Embracing mobile and the touch screens

Digital sketching wasn’t so easy at the early stages. The hardware were either not very intuitive to get started with (a sketching tablet), or too expensive (like Wacom Cintiq) for most of the consumers.

But the touch screen devices came out and changed everything. Sketching on a touch screen with fingers opens up a whole new world.

It was at the very beginning of the mobile era and we learnt piece by piece while porting the desktop SketchBook onto the mobile devices.

Bring your analog life into digital

We never forgot that the pencil and paper are the best creative tools human ever invented. We never intended to compete with them — rather, we were always seeking ways to work with people’s existing creative workflows.
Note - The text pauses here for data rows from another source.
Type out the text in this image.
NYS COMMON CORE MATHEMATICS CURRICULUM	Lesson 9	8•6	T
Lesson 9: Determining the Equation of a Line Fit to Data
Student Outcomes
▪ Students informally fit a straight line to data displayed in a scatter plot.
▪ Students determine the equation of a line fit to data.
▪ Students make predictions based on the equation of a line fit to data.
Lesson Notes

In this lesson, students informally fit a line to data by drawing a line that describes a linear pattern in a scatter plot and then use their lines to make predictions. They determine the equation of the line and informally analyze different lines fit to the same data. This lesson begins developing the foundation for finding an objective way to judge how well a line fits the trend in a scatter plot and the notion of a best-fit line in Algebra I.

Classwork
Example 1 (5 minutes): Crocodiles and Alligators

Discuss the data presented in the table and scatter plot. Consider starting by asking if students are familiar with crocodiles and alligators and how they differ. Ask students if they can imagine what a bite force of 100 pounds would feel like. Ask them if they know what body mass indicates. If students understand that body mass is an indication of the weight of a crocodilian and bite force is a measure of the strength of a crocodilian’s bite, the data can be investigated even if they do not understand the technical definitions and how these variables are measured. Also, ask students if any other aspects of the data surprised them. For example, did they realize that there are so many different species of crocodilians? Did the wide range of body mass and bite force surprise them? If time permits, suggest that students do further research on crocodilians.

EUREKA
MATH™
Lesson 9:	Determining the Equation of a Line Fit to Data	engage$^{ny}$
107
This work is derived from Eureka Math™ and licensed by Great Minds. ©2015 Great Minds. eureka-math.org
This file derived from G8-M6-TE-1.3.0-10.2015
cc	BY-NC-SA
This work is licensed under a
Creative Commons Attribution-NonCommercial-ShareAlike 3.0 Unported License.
We understand that both traditionally and digital sketching  have their own pros and cons. What we can do here is to combine them together to get the best of each other.

With the single snap, user can turn their quick paper sketches into digital files, with auto-corrected perspective, transparent background, preserved or removed color, etc. Then you can extend the creativity in the digital world and share it to the world.

“Hey SketchBook, give me a hug”

Early 2012, Microsoft was keened to bring some good apps onto the newly announced Windows 8 platform. They pitched us to port onto this new platform and we were happy to take the challenge.

Full story here

Connecting the dots

It takes efforts to make a good product and keep it good for years. It is always challenging, in the same time fun, to explore different product concepts on different platforms.

Sometimes it’s also easy to make mistakes. What’s important is that, always learn from the mistakes and keep moving forward. Eventually, all the dots could be connected together to make a better product.